Francesco Provenzale

Uit Wikipedia, de vrije encyclopedie

Francesco Provenzale (Napels, omstreeks 1624 - 1704) was een Italiaans barokcomponist en muziekleraar.

Biografie[bewerken | brontekst bewerken]

Over het leven van Francesco Provenzale is voor het jaar 1658 zeer weinig bekend. Door diverse bronnen wordt aangenomen dat hij is geboren in 1624. Het jaar dat van Provenzale daadwerkelijk iets bekend is is het jaar 1654, het jaar waarin zijn opera Teseo werd uitgevoerd in Napels. Tijdens zijn leven heeft hij zich vooral gericht op het geven van muziekonderwijs, maar hij heeft een plaatsje in de geschiedenis als de eerste Napolitaanse operacomponist.

Voor Teseo heeft hij nog minstens twee andere opera's geschreven. In datzelfde jaar (1654) werd een opera genaamd Il Ciro, zonder twijfel door Provenzale gecomponeerd, uitgevoerd in Venetië aan het Teatro Santi Giovanni e Paolo. Het opmerkelijke aan deze opera was dat een deel van de muziek werd gecomponeerd door Francesco Cavalli; er is geen andere opera bekend voor deze datum die gezamenlijk is gecomponeerd in Venetië.

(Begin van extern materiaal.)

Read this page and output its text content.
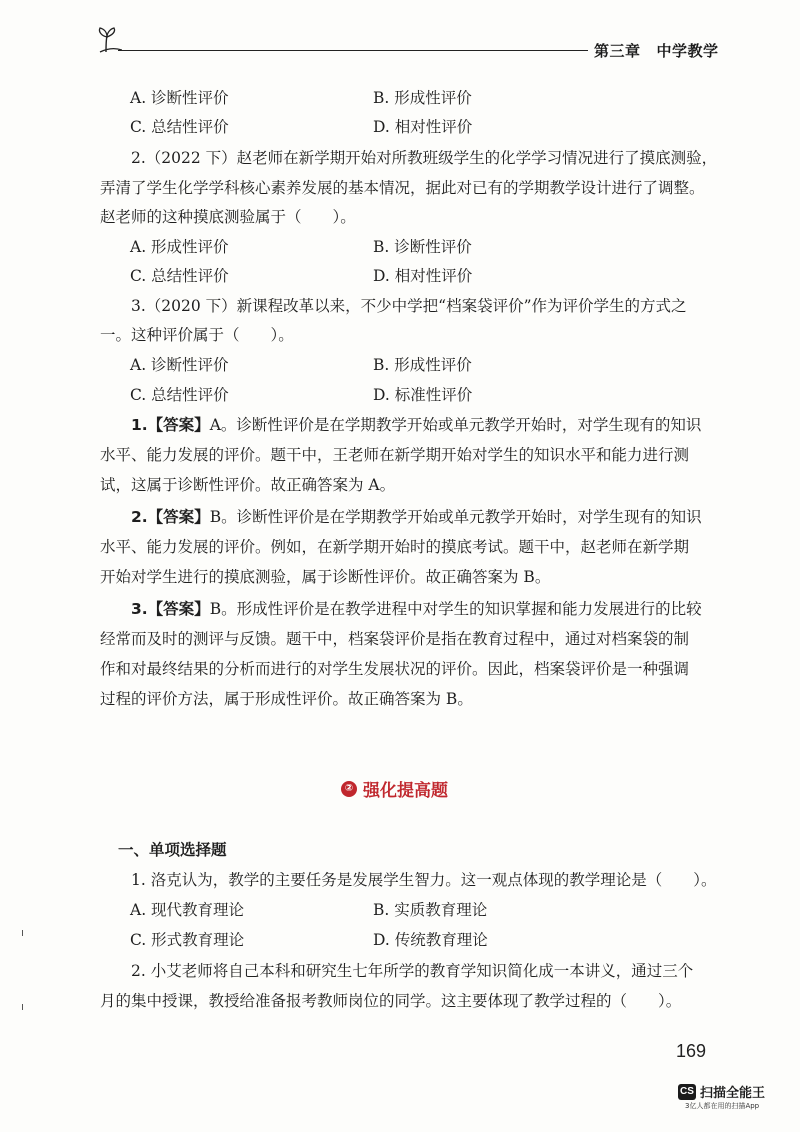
第三章 中学教学
A. 诊断性评价	B. 形成性评价
C. 总结性评价	D. 相对性评价
2.（2022 下）赵老师在新学期开始对所教班级学生的化学学习情况进行了摸底测验，
弄清了学生化学学科核心素养发展的基本情况，据此对已有的学期教学设计进行了调整。
赵老师的这种摸底测验属于（　　）。
A. 形成性评价	B. 诊断性评价
C. 总结性评价	D. 相对性评价
3.（2020 下）新课程改革以来，不少中学把“档案袋评价”作为评价学生的方式之
一。这种评价属于（　　）。
A. 诊断性评价	B. 形成性评价
C. 总结性评价	D. 标准性评价
1.【答案】A。诊断性评价是在学期教学开始或单元教学开始时，对学生现有的知识
水平、能力发展的评价。题干中，王老师在新学期开始对学生的知识水平和能力进行测
试，这属于诊断性评价。故正确答案为 A。
2.【答案】B。诊断性评价是在学期教学开始或单元教学开始时，对学生现有的知识
水平、能力发展的评价。例如，在新学期开始时的摸底考试。题干中，赵老师在新学期
开始对学生进行的摸底测验，属于诊断性评价。故正确答案为 B。
3.【答案】B。形成性评价是在教学进程中对学生的知识掌握和能力发展进行的比较
经常而及时的测评与反馈。题干中，档案袋评价是指在教育过程中，通过对档案袋的制
作和对最终结果的分析而进行的对学生发展状况的评价。因此，档案袋评价是一种强调
过程的评价方法，属于形成性评价。故正确答案为 B。
② 强化提高题
一、单项选择题
1. 洛克认为，教学的主要任务是发展学生智力。这一观点体现的教学理论是（　　）。
A. 现代教育理论	B. 实质教育理论
C. 形式教育理论	D. 传统教育理论
2. 小艾老师将自己本科和研究生七年所学的教育学知识简化成一本讲义，通过三个
月的集中授课，教授给准备报考教师岗位的同学。这主要体现了教学过程的（　　）。
169
CS 扫描全能王
3亿人都在用的扫描App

Tussen het componeren van opera's en het geven van onderwijs door leidde Provenzale een comfortabel leven. In 1660 trouwde hij met Chiara Basile en in het voorjaar van 1663 werd hij maestro van het Conservatorio di S Maria di Loreto, waar hij zeker twee jaar heeft gewerkt. Vanaf het jaar 1663, totdat de leeftijd zijn tol begon te eisen, was zijn leven een succesverhaal. Zijn werken werden vaak uitgevoerd in Napels, en naarmate zijn reputatie groeide, stroomde het geld binnen en groeide het aantal studenten. Maar hoewel hij als maestro in tal van instellingen werkte, bereikte hij nooit de hoogste positie van hoofd-maestro. In zijn laatste jaren werd hij nog plaatsvervanger van Alessandro Scarlatti, en in 1704 was hij maestro van de koninklijke kapel, maar dat was slechts enkele dagen voor zijn dood. De vacante positie werd ingenomen door Gaetano Veneziano, zijn beste student.

Werken[bewerken | brontekst bewerken]

Van het werk van Provenzale is niet veel overgebleven. De opera's die bewaard zijn gebleven zijn Il Schiavo di sua moglie, La Stellidaura vendicante, het heilige melodrama La Colomba ferita (beschouwd als zijn beste stuk, over het leven van de heilige Rosalia), en tal van heilige werken. De kwaliteiten van de Italiaanse vocale stijl, waar emotie en pijn bezongen worden, zijn volgens sommigen nergens beter geïllustreerd dan in de lange melodische lijnen en expressieve chromatische harmonieën van de aria Lasciatemi morir ("Laat mij sterven"), uit zijn opera Il Schiavo di sua moglie.